Moral obligation to a parent
Moral obligation to a parent
When an elderly person goes into a retirement home or is hospitalised, can their descendants be forced to contribute to the costs if they have no assets but only a modest income?
Adèle, Geneva
Your question calls for a nuanced response.
The law imposes a moral obligation on you. Article 272 of the French Civil Code states that parents and children owe each other the help, consideration and respect that the interests of the family require. This provision establishes a duty between parent and child that requires each to take into account the needs, interests, wishes and convictions of the other and to accept the consequences, sometimes unpleasant, on his or her own life. It also enshrines a duty of assistance that requires positive services of a very varied nature: care, education, spiritual and moral support, information, administrative assistance, management of interests, representation and also material, i.e. financial, assistance.

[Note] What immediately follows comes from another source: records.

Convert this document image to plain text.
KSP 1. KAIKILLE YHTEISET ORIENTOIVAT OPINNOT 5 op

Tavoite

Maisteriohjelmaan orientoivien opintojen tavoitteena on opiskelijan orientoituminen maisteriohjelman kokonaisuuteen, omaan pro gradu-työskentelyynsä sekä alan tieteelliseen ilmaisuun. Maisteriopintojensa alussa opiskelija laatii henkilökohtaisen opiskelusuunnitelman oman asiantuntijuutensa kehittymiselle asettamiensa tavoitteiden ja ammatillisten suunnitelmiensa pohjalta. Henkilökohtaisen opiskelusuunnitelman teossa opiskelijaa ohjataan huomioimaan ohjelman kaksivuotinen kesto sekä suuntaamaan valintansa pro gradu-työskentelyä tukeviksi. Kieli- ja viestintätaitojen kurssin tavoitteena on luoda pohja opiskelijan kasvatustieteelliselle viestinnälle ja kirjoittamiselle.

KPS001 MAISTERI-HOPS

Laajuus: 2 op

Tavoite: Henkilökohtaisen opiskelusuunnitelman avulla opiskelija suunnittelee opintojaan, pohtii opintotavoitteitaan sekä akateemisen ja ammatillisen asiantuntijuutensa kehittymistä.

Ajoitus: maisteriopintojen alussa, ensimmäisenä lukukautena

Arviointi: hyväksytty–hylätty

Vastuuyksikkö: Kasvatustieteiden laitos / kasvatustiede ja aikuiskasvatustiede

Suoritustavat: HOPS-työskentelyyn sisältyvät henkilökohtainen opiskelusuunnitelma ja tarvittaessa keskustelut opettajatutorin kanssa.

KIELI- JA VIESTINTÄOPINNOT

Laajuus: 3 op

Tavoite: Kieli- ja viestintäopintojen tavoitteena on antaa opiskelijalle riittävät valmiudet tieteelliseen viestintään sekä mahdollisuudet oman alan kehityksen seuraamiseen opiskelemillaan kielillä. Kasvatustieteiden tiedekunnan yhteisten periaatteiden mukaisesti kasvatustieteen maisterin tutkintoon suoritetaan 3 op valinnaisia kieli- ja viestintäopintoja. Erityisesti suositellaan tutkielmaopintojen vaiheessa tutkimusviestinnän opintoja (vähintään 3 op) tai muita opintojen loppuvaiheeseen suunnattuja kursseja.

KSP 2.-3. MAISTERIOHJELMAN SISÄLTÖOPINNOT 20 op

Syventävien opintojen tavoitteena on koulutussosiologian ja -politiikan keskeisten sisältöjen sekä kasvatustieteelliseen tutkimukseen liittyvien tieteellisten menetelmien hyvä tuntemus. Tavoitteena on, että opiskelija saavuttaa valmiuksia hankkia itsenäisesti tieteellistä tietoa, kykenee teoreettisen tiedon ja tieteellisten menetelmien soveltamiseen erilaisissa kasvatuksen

If your parent is in difficulty, you have a duty to help, financially if necessary, to the best of your ability. However, there is almost unanimous agreement that the duties of help, consideration and respect are natural obligations, with no direct penalties. In principle, therefore, you cannot be forced to provide financial assistance to your relative. However, since the entry into force of the Federal Law on Supplementary Benefits for OASI and DI on 6 October 2006, the situation is no longer so simple. If your income and assets exceed the threshold set by the legislation, the State may come to you and ask you to reimburse part of your parent's EMS or hospital costs, particularly if you have benefited from an act of gratuitous disposal on his or her part, such as a donation, loan or waiver of claim.
Finally, certain legal rules indirectly ensure compliance with the above-mentioned moral obligation: if you decide, for example, to help your relative by paying his or her bills, you will not be able to change your mind and ask for them to be reimbursed later. What's more, if you were to seriously fail in your duties to help, show consideration and show respect, the guardianship authority could call you to account and remind you of them, so that your parent could be entitled to claim back from you any assets that he or she might have donated to you, or even to have you discharged.